いつも未来に驚かされていたい:期待なき没頭が作る希望、があると信じていたい

メジャー・レイザーのキューバ公演を追った『Give Me Future』っていうドキュメンタリー映画を観てたら、映画に登場するあるキューバ人女性がまったく同じことを言ってるの。「わたしは人生に多くを期待はしない。むしろいつも人生に驚かされていたい」って。

イリイチは晩年に「『未来』などない。あるのは『希望』だけだ」って言い遺しているんだけど、これも、なんかだか似たようなことを言ってるようにも思えて。
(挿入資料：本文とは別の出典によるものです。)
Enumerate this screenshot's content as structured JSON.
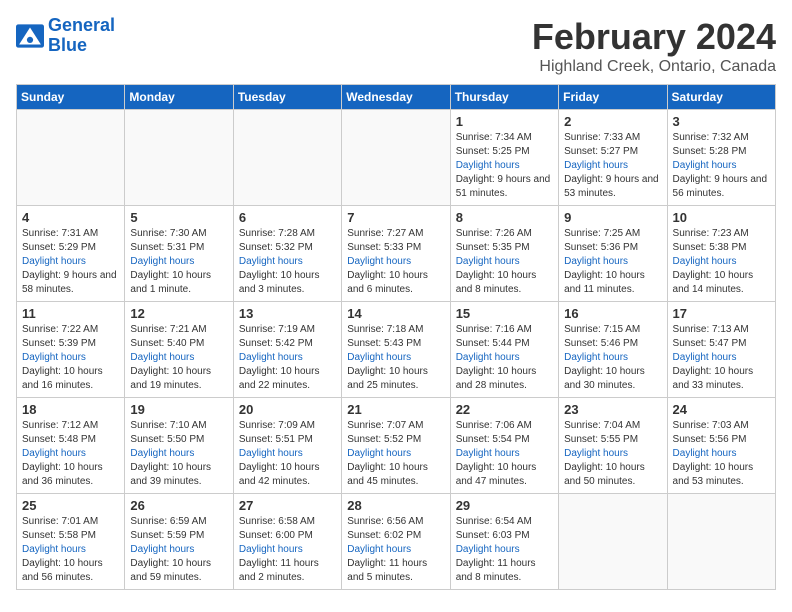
{
  "logo": {
    "line1": "General",
    "line2": "Blue"
  },
  "title": "February 2024",
  "location": "Highland Creek, Ontario, Canada",
  "days_of_week": [
    "Sunday",
    "Monday",
    "Tuesday",
    "Wednesday",
    "Thursday",
    "Friday",
    "Saturday"
  ],
  "weeks": [
    [
      {
        "num": "",
        "sunrise": "",
        "sunset": "",
        "daylight": ""
      },
      {
        "num": "",
        "sunrise": "",
        "sunset": "",
        "daylight": ""
      },
      {
        "num": "",
        "sunrise": "",
        "sunset": "",
        "daylight": ""
      },
      {
        "num": "",
        "sunrise": "",
        "sunset": "",
        "daylight": ""
      },
      {
        "num": "1",
        "sunrise": "Sunrise: 7:34 AM",
        "sunset": "Sunset: 5:25 PM",
        "daylight": "Daylight: 9 hours and 51 minutes."
      },
      {
        "num": "2",
        "sunrise": "Sunrise: 7:33 AM",
        "sunset": "Sunset: 5:27 PM",
        "daylight": "Daylight: 9 hours and 53 minutes."
      },
      {
        "num": "3",
        "sunrise": "Sunrise: 7:32 AM",
        "sunset": "Sunset: 5:28 PM",
        "daylight": "Daylight: 9 hours and 56 minutes."
      }
    ],
    [
      {
        "num": "4",
        "sunrise": "Sunrise: 7:31 AM",
        "sunset": "Sunset: 5:29 PM",
        "daylight": "Daylight: 9 hours and 58 minutes."
      },
      {
        "num": "5",
        "sunrise": "Sunrise: 7:30 AM",
        "sunset": "Sunset: 5:31 PM",
        "daylight": "Daylight: 10 hours and 1 minute."
      },
      {
        "num": "6",
        "sunrise": "Sunrise: 7:28 AM",
        "sunset": "Sunset: 5:32 PM",
        "daylight": "Daylight: 10 hours and 3 minutes."
      },
      {
        "num": "7",
        "sunrise": "Sunrise: 7:27 AM",
        "sunset": "Sunset: 5:33 PM",
        "daylight": "Daylight: 10 hours and 6 minutes."
      },
      {
        "num": "8",
        "sunrise": "Sunrise: 7:26 AM",
        "sunset": "Sunset: 5:35 PM",
        "daylight": "Daylight: 10 hours and 8 minutes."
      },
      {
        "num": "9",
        "sunrise": "Sunrise: 7:25 AM",
        "sunset": "Sunset: 5:36 PM",
        "daylight": "Daylight: 10 hours and 11 minutes."
      },
      {
        "num": "10",
        "sunrise": "Sunrise: 7:23 AM",
        "sunset": "Sunset: 5:38 PM",
        "daylight": "Daylight: 10 hours and 14 minutes."
      }
    ],
    [
      {
        "num": "11",
        "sunrise": "Sunrise: 7:22 AM",
        "sunset": "Sunset: 5:39 PM",
        "daylight": "Daylight: 10 hours and 16 minutes."
      },
      {
        "num": "12",
        "sunrise": "Sunrise: 7:21 AM",
        "sunset": "Sunset: 5:40 PM",
        "daylight": "Daylight: 10 hours and 19 minutes."
      },
      {
        "num": "13",
        "sunrise": "Sunrise: 7:19 AM",
        "sunset": "Sunset: 5:42 PM",
        "daylight": "Daylight: 10 hours and 22 minutes."
      },
      {
        "num": "14",
        "sunrise": "Sunrise: 7:18 AM",
        "sunset": "Sunset: 5:43 PM",
        "daylight": "Daylight: 10 hours and 25 minutes."
      },
      {
        "num": "15",
        "sunrise": "Sunrise: 7:16 AM",
        "sunset": "Sunset: 5:44 PM",
        "daylight": "Daylight: 10 hours and 28 minutes."
      },
      {
        "num": "16",
        "sunrise": "Sunrise: 7:15 AM",
        "sunset": "Sunset: 5:46 PM",
        "daylight": "Daylight: 10 hours and 30 minutes."
      },
      {
        "num": "17",
        "sunrise": "Sunrise: 7:13 AM",
        "sunset": "Sunset: 5:47 PM",
        "daylight": "Daylight: 10 hours and 33 minutes."
      }
    ],
    [
      {
        "num": "18",
        "sunrise": "Sunrise: 7:12 AM",
        "sunset": "Sunset: 5:48 PM",
        "daylight": "Daylight: 10 hours and 36 minutes."
      },
      {
        "num": "19",
        "sunrise": "Sunrise: 7:10 AM",
        "sunset": "Sunset: 5:50 PM",
        "daylight": "Daylight: 10 hours and 39 minutes."
      },
      {
        "num": "20",
        "sunrise": "Sunrise: 7:09 AM",
        "sunset": "Sunset: 5:51 PM",
        "daylight": "Daylight: 10 hours and 42 minutes."
      },
      {
        "num": "21",
        "sunrise": "Sunrise: 7:07 AM",
        "sunset": "Sunset: 5:52 PM",
        "daylight": "Daylight: 10 hours and 45 minutes."
      },
      {
        "num": "22",
        "sunrise": "Sunrise: 7:06 AM",
        "sunset": "Sunset: 5:54 PM",
        "daylight": "Daylight: 10 hours and 47 minutes."
      },
      {
        "num": "23",
        "sunrise": "Sunrise: 7:04 AM",
        "sunset": "Sunset: 5:55 PM",
        "daylight": "Daylight: 10 hours and 50 minutes."
      },
      {
        "num": "24",
        "sunrise": "Sunrise: 7:03 AM",
        "sunset": "Sunset: 5:56 PM",
        "daylight": "Daylight: 10 hours and 53 minutes."
      }
    ],
    [
      {
        "num": "25",
        "sunrise": "Sunrise: 7:01 AM",
        "sunset": "Sunset: 5:58 PM",
        "daylight": "Daylight: 10 hours and 56 minutes."
      },
      {
        "num": "26",
        "sunrise": "Sunrise: 6:59 AM",
        "sunset": "Sunset: 5:59 PM",
        "daylight": "Daylight: 10 hours and 59 minutes."
      },
      {
        "num": "27",
        "sunrise": "Sunrise: 6:58 AM",
        "sunset": "Sunset: 6:00 PM",
        "daylight": "Daylight: 11 hours and 2 minutes."
      },
      {
        "num": "28",
        "sunrise": "Sunrise: 6:56 AM",
        "sunset": "Sunset: 6:02 PM",
        "daylight": "Daylight: 11 hours and 5 minutes."
      },
      {
        "num": "29",
        "sunrise": "Sunrise: 6:54 AM",
        "sunset": "Sunset: 6:03 PM",
        "daylight": "Daylight: 11 hours and 8 minutes."
      },
      {
        "num": "",
        "sunrise": "",
        "sunset": "",
        "daylight": ""
      },
      {
        "num": "",
        "sunrise": "",
        "sunset": "",
        "daylight": ""
      }
    ]
  ]
}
未来に期待をして、予測をして、計画をしていくことで、ヒトも人生も、開発すべき「資源」や「材」とされてしまうことにイリイチは終生抗い続けたんだよ。

 『いつも未来に驚かされていたい:『WIRED』日本版プリント版刊行休止に関するお知らせ』

長々と書いてきましたが、最後はこれに尽きます。
これまた、上記引用元の本文に詳しくは譲りたいところですが、
狂気と安寧の狭間で葛藤する人間として、子を持つ親として、それらの固有性を持つクローンではない人間として、やっぱり希望を作っていきたいと思います。バランスという麻薬を嗜みながら。

というわけで、次のフィールドでも、希望と思い出づくりに没頭していきます。